Save as early as possible for retirement, reap the rewards 

Saving for retirement is often undermined, especially when an income earner is faced with various financial pressures relating to mortgage bonds, vehicle loans, perpetually soaring food prices, among other things. 

What makes matters worse is when the cost of goods and services rises faster than your annual income. 


However, a financial specialist points out that individuals need to reflect on their personal financial planning and start focusing on retirement as early as possible. 

“In fact, starting to save for retirement as soon as possible, even in your 20s, is one of the smartest financial moves you can make.  

“The earlier you start, the more time your investments have to grow, especially with the power of compound interest,” says Ester Ochse, the product head of integrated advice at FNB. 

“The reality is that retirement might seem far away but the sooner you start saving for it, the more your money can grow and compound. 

“Even small, regular contributions can make a huge difference over time.” 

Ochse advises that consumers could start a tax-free savings account (TFSA). 

“One of the most powerful tools at your disposal is the TFSA.” 

She said the account allows you to contribute up to R36 000 annually, with a lifetime limit of R500 000. 

“The best part is that the returns on your investment are completely tax-free, allowing you to keep every cent of your growth.
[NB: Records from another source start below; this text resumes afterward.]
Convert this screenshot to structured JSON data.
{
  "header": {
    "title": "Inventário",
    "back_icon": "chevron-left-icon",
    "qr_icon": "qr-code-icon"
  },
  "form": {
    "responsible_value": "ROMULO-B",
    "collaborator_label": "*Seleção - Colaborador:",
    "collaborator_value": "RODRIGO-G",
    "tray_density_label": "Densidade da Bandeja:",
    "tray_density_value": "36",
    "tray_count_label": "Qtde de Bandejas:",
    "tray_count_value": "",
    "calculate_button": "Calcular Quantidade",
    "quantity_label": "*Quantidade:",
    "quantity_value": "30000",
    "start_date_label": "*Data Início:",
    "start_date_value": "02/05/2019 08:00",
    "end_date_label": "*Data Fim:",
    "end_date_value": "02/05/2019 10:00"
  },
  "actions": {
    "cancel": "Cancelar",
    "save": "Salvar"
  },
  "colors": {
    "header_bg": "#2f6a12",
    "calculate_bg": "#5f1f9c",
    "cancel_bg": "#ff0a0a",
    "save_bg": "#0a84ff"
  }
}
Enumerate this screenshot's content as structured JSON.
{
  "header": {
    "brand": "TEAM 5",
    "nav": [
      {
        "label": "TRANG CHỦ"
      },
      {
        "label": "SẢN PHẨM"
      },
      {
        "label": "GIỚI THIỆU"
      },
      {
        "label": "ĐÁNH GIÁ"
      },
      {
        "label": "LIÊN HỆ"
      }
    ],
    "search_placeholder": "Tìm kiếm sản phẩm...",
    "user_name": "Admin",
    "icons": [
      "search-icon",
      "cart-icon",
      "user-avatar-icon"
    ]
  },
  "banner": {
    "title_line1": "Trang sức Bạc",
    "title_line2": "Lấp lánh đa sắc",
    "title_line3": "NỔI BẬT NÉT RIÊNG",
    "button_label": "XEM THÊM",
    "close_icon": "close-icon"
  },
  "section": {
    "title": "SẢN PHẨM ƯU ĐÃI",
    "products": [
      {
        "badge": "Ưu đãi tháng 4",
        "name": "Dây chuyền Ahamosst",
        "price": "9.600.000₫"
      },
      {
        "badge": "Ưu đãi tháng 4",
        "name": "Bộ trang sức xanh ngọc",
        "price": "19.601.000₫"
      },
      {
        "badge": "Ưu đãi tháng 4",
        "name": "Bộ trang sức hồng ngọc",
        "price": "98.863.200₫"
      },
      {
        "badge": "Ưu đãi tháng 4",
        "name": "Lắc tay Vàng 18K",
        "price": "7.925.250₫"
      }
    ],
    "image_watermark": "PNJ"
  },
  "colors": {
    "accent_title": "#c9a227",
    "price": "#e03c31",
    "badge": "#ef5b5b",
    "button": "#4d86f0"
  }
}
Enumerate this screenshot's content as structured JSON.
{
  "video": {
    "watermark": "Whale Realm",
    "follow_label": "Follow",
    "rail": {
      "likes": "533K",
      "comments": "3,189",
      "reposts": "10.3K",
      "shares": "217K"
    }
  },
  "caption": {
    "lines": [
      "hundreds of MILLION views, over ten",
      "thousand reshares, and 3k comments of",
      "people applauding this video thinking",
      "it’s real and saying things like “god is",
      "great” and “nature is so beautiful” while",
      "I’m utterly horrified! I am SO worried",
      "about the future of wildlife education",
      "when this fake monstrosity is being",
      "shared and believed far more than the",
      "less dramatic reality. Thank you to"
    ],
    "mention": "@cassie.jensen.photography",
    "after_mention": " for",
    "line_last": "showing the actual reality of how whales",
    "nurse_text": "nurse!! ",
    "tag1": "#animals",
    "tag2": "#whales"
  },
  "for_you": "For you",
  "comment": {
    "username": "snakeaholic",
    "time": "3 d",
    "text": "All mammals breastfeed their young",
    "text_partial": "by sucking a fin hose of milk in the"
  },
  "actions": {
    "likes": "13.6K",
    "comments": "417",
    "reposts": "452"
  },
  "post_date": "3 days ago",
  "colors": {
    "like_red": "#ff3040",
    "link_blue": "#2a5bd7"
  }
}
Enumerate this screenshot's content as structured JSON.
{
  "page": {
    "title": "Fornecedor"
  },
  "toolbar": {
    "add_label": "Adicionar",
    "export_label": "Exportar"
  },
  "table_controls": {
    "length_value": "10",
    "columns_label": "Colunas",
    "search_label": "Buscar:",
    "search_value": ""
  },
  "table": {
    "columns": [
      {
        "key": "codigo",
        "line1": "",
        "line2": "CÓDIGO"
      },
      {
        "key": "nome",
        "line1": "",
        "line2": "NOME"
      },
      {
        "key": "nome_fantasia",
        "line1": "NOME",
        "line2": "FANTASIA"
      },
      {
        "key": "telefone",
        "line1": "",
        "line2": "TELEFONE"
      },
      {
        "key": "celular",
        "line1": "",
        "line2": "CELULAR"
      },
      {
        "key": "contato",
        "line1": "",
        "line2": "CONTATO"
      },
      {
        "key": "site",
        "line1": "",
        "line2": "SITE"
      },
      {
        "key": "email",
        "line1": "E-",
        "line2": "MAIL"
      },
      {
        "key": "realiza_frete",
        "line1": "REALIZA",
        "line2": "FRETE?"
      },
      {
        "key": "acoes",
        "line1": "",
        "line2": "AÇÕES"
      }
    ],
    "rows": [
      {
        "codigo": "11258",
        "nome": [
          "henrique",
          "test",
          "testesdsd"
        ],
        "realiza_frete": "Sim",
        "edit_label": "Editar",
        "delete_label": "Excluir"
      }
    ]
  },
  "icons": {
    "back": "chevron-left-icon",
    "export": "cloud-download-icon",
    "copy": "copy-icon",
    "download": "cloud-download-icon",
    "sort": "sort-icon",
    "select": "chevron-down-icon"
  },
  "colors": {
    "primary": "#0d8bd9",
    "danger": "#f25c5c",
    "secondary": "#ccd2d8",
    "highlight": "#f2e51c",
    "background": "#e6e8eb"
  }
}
This is a perfect way to save for retirement in a tax-efficient manner.” 

“For example, if you contribute R3 000 per month to a TFSA with unit trust exposure that aims to return CPI +5% 9.5% return, you could see significant growth over time.  

“Compound interest allows those early contributions to grow exponentially, creating a powerful nest egg for your future. 

For example, contributing R3 000 per month in a fund that potentially returns 9.5%, the potential returns could look like this: 

 

R 1 154 901.74 in 15 years; 

R 2 975 090.86 in 25 years; and 

R 12 300 790.74 in 40 years. 

  

Take a moment to review how much you’ve contributed to your TFSA. If you haven’t maxed out your R36 000 annual limit, now’s the time to top it up and let your money work for you. 

She said consumers should know their retirement products. 

“Pension funds, provident funds, and retirement annuities are essential vehicles for retirement savings, offering both tax deductions and long-term growth. 

“You can contribute up to 27.5% of your taxable income to these products, with a cap of R350 000 per year. If you contribute in excess of the allowed limits, the benefit will roll over to the next year. 

“Understanding your retirement products and how they work is vital. Don’t just contribute for the sake of it – use these saving and investment vehicles to their fullest potential.  

“The key is consistency and maximising your contributions, especially as we head into the new budget year.”